Tissue hypoxia is one of the main triggers that impairs signaling pathways involved in neurovascular coupling. In response to low oxygen, astrocytes stabilize hypoxia-inducible factor-1 alpha (HIF-1α), which in turn upregulates pro-inflammatory cytokines, glucose transporters, and pro-angiogenic factors.
Neuronal injury is often preceded by the expression and release of these pro-angiogenic factors, such as vascular endothelial growth factor (VEGF), which signal the formation of new blood vessels.
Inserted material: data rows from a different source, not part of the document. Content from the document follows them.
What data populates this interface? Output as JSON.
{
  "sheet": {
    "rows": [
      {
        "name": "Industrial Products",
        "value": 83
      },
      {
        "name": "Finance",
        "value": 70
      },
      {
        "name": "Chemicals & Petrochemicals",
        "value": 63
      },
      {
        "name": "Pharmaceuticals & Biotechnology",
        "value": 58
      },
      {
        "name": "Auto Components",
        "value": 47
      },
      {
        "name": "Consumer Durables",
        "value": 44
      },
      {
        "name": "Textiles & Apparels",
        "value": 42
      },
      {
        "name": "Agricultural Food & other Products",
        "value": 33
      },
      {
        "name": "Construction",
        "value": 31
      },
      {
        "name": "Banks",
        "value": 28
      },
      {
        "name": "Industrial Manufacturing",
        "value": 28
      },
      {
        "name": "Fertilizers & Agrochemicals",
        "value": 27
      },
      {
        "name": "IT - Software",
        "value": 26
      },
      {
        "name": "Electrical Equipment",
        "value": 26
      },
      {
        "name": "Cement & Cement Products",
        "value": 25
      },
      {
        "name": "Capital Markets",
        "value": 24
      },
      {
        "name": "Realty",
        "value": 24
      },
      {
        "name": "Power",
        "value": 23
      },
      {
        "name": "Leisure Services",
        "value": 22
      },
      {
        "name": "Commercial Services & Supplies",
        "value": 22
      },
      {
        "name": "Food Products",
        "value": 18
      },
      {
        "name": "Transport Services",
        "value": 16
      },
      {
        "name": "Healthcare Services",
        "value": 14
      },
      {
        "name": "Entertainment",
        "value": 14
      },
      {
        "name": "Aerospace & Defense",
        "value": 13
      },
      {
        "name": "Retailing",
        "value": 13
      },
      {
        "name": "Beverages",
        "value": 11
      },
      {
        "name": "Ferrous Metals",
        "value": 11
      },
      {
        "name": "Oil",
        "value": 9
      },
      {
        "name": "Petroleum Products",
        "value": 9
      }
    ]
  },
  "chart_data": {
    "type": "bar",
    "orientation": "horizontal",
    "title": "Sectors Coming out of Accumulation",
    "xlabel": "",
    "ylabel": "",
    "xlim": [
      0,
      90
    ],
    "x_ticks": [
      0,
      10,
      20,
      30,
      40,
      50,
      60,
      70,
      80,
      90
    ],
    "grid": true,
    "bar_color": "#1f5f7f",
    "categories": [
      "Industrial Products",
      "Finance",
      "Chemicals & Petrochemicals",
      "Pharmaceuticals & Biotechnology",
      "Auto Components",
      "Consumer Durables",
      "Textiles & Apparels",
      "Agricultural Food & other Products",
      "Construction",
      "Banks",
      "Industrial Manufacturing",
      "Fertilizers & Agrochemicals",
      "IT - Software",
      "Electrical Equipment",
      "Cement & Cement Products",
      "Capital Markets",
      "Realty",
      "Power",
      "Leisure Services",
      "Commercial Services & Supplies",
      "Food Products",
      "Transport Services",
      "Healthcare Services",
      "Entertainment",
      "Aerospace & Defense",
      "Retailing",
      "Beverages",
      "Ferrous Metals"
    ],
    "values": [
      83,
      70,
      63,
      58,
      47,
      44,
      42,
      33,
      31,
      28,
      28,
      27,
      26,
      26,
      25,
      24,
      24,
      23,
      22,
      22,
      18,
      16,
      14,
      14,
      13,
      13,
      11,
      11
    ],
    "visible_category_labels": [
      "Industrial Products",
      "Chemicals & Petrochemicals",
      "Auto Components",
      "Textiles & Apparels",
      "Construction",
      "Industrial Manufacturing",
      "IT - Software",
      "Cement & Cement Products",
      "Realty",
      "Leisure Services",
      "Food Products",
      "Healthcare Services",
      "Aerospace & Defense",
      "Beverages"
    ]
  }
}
In chronic cerebrovascular disease, instead of forming functional vascular networks, excessive VEGF production and the upregulation of endothelial receptors stimulate abnormal cellular proliferation, degrading endothelial tight junctions and resulting in the hyperpermeability of the BBB. Concurrently, pro-inflammatory cytokines recruit leukocytes that degrade the BBB via matrix metalloproteinase release. Ultimately, vascular dysfunction results in decreased cerebral blood flow and abnormalities in the blood–brain barrier, which poses a threat to the normal functioning of the brain.